Pulsed field gel electrophoresis is commonly used to detect and identify the epidemic relationship between pathogens and meats. Each bacterial species was known by its unique DNA structure. The method, known as PFGE, is used to achieve this unique fingerprint (32-34). Ashtiani et al. (35) detected that ampicillin, amikacin, and chloramphenicol resistance among Salmonella spp. had increased between 1996 and 2005. There has been no significant change in cephalothin, trimethoprim-sulfamethoxazole, ceftazidime, and gentamicin resistance in this study.

Kesli et al. (36) reported that ampicillin resistance was determined as 63%. In addition, chloramphenicol 61%, cefuroxime 56%, ceftriaxone 49%, tetracycline 8%, trimethoprim-sulfamethoxazole 3%, ciprofloxacin 3%, and meropenem 2% were found resistant in that study, in Salmonella spp isolates (n = 326). Kesli et al. detected that all strains were susceptible to amikacin and cefazolin (36). When they sorted out the percentages of isolates, Salmonella serotype enteritidis 171 (52.4%) was found in the first place. Then, ranking continued as follows: Salmonella serotype typhimurium, 143 (43.9%), Salmonella serotype gallinarum, 7 (2.1%) and Salmonella serotype paratyphi A, 5 (1.5%). Erdem et al. reported an increase in resistance to ciprofloxacin (MIC > or = 0.125 mg/L) in S. typhimurium, S. paratyphi B, and S. enteritidis strains and that result has an emerging problem in S. enterica in Turkey (17).

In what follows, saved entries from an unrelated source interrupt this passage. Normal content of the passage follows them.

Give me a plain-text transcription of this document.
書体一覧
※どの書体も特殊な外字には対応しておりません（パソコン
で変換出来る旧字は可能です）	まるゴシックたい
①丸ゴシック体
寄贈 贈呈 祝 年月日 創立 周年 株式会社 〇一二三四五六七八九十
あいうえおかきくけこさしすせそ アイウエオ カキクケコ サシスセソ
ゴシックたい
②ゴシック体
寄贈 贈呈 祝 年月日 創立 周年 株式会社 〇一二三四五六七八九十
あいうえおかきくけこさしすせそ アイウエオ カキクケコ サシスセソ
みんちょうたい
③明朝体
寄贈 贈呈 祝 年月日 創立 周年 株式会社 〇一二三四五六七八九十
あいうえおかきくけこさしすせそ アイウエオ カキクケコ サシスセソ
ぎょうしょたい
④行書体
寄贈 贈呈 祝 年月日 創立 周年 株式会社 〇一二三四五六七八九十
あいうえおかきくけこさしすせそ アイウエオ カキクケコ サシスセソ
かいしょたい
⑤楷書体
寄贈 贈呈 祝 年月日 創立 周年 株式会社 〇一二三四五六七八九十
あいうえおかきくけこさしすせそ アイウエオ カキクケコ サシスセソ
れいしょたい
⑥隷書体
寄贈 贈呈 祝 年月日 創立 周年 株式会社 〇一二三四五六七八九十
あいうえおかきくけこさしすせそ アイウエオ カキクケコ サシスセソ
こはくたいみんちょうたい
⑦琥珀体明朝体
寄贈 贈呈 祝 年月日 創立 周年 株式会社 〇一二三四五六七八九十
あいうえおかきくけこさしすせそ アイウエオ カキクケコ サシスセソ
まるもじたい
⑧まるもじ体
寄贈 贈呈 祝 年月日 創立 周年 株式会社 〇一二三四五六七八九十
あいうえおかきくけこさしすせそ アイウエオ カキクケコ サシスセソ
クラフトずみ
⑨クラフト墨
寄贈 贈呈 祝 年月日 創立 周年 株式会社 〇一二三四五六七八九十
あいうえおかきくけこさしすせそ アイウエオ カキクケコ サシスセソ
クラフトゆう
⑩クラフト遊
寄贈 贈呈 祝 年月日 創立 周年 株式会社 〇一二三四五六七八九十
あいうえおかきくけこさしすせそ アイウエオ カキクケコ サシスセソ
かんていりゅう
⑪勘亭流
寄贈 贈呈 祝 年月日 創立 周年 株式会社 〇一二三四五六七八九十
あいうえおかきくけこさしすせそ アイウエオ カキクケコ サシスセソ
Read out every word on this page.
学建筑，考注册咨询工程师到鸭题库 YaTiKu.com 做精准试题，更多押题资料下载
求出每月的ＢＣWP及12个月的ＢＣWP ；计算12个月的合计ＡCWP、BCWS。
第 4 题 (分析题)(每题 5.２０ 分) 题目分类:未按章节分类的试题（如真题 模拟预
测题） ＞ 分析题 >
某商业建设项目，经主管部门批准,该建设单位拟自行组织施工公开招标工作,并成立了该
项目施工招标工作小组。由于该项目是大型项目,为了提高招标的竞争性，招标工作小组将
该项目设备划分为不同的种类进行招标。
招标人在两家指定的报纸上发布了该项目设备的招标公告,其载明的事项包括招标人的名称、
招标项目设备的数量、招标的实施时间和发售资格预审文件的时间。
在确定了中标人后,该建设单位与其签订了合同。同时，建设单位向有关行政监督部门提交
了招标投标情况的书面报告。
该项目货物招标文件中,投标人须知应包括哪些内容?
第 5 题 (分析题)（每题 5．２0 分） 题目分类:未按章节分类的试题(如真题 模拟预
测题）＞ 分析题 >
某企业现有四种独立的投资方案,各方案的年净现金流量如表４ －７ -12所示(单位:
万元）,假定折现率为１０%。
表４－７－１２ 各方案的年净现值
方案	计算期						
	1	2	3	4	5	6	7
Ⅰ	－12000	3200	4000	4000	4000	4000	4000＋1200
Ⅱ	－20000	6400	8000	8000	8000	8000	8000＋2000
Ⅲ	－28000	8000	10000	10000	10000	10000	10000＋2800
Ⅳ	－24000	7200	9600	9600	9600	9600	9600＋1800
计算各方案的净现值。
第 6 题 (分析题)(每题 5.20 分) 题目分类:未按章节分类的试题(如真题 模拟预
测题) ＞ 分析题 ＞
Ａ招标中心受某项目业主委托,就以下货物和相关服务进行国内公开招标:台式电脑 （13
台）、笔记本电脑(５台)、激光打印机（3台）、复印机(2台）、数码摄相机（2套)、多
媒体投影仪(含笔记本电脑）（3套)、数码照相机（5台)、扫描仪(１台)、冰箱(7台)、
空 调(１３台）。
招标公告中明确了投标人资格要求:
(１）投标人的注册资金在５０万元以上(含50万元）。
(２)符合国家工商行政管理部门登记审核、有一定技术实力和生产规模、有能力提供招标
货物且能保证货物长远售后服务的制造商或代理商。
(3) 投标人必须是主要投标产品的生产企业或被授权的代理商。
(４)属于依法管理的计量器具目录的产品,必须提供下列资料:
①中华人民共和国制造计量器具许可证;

As indicated by different studies around the world, an overall significant increase in resistance to ampicillin (14% to 50%), and nalidixic acid (10%), tetracycline (30%), and erythromycin (72%) was reported from different regions (37). Fortunately, trimethoprim/sulphamethoxazole, gentamicin, kanamycin, and chloramphenicol were reported susceptible in many areas. Chu et al. reported that S. enterica serotype enteritidis isolates (serotype 1a) has remained relatively more drug-susceptible than other common serotypes derived from human sources, such as S. enterica serotypes typhimurium (37). It was also reported that ciprofloxacin resistance rate was 8.05% (147/1826) in China (38). Resistance to ampicillin, chloramphenicol, and nalidixic acid were 20%, 11%, and 2.7%, respectively, in the United States (39). Surveillance programmes should be tracked carefully because of the extensive use of antibiotics in livestock production (40, 41).

6. Conclusion

In summary, it is recommended for health authorities to follow the regulations of the tracking food poisoning outbreaks. In food poisoning, the manual for infectious specimen collection must be known to collect samples from possible sources and food handlers in order to meet the need for disease prevention. This will help identify the true source of the disease. Restaurant and kitchen workers need to pay attention to personal and food hygiene, and to stop handling food when they have gastrointestinal symptoms. This is the best way to prevent food poisoning.